Weld Zone Characterization of Dissimilar SS UNS S43000/UNS S32304 Joined through Laser Beam Welding: EBSD Study, Phase Evolutions, and Fractography

Abstract

Dissimilar joints are growingly prevailing modern design of a wide range of equipment, especially in petrochemical, oil, and gas industries. In this research, UNS 43000 ferritic stainless steel and UNS 32304 duplex stainless steel were welded by a laser beam welding process in butt joint configuration, and microstructural evolutions and phase formation during laser welding were investigated using electron backscatter diffraction. The effect of heat input on the tensile properties and fracture behavior of the welded joint was also studied. It was observed that irregular grain orientations implied a relatively weak texture in the laser-welded joint. It was also found that three different phases, i.e., α (with bcc crystal structure), γ (with fcc crystal structure), and Cr7C3 (with hcp crystal structure), appeared in different areas of the welded joint.
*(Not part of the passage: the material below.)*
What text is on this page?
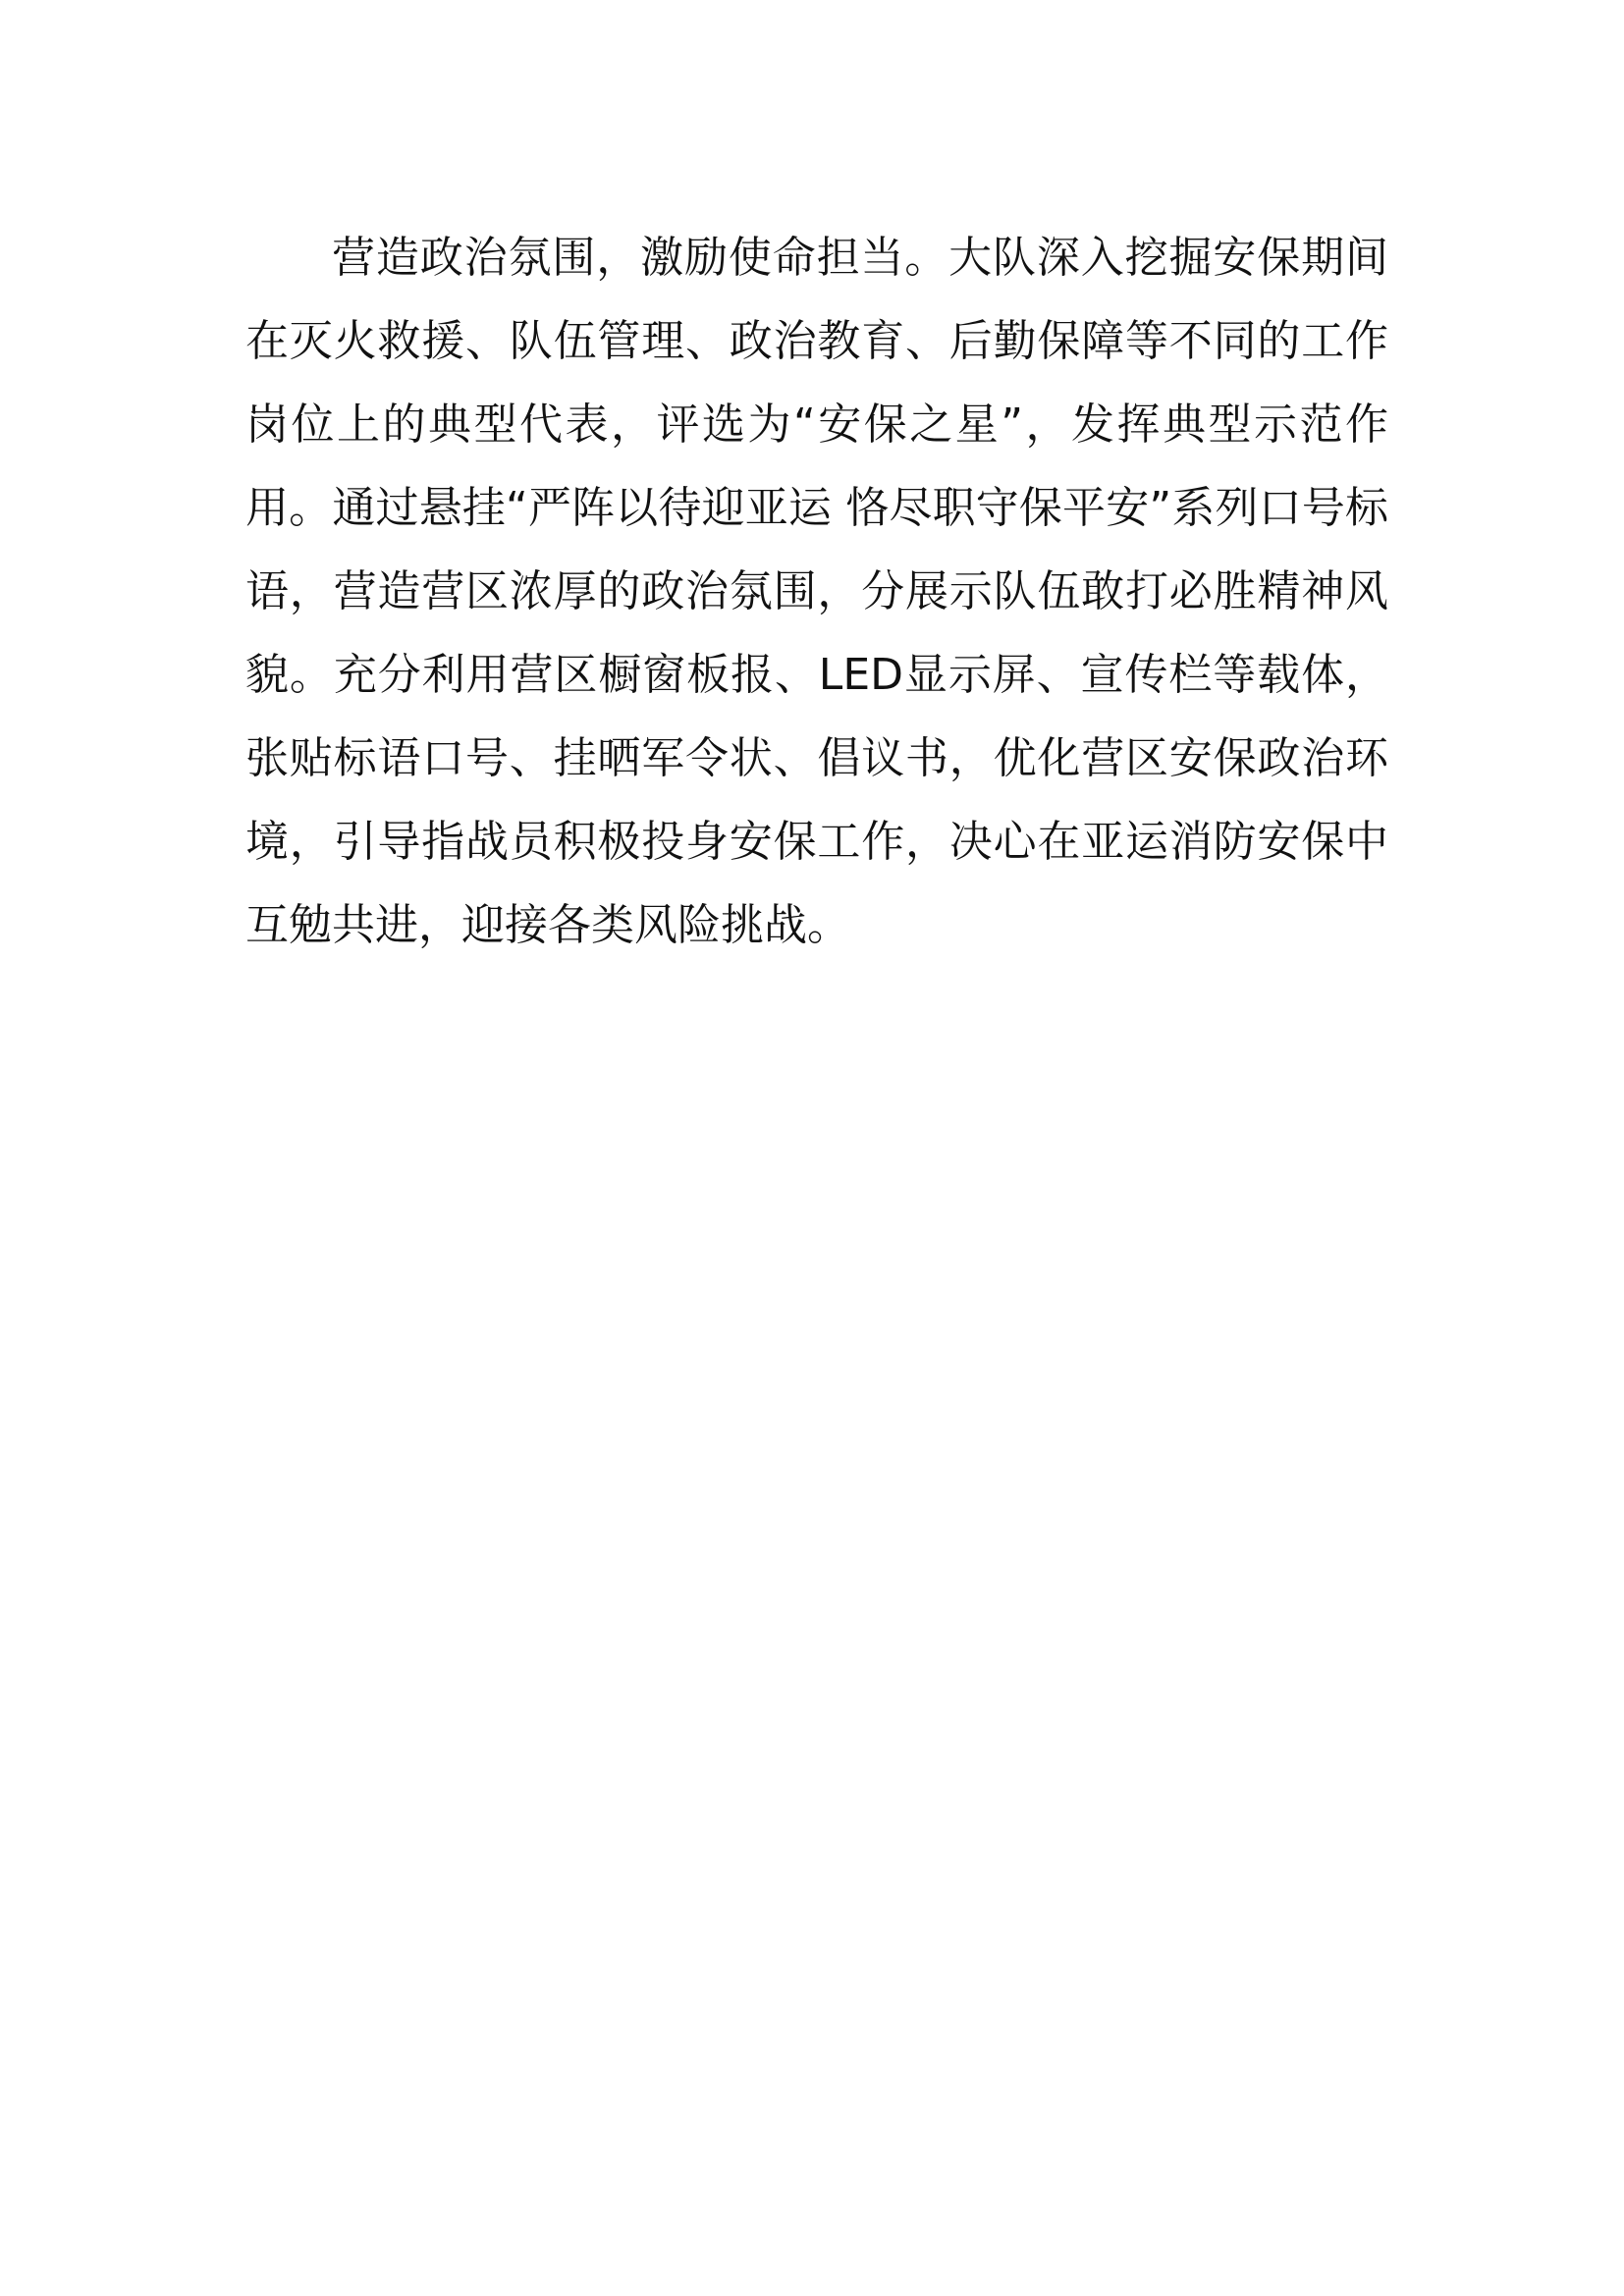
营造政治氛围，激励使命担当。大队深入挖掘安保期间在灭火救援、队伍管理、政治教育、后勤保障等不同的工作岗位上的典型代表，评选为“安保之星”，发挥典型示范作用。通过悬挂“严阵以待迎亚运 恪尽职守保平安”系列口号标语，营造营区浓厚的政治氛围，分展示队伍敢打必胜精神风貌。充分利用营区橱窗板报、LED显示屏、宣传栏等载体，张贴标语口号、挂晒军令状、倡议书，优化营区安保政治环境，引导指战员积极投身安保工作，决心在亚运消防安保中互勉共进，迎接各类风险挑战。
The predominant phase in the welded metal and the heat-affected zone was α (bcc). Also, despite the concentrated heat source on laser beam welding and the associated short cooling times, no martensitic structure was formed in these areas. By moving toward UNS 32304 base metal, more γ (fcc) phase was formed in the welded metal, which could be attributed to the higher concentration of austenite stabilizer elements, e.g., Ni and N, at UNS 32304 side. The presence of distinguished forms of austenite with fcc crystal structure, namely grain boundary allotriomorphic austenite and wedge-shaped Widmanstatten austenite, was seen mainly at ferrite grain boundaries and ferrite grain interior, respectively.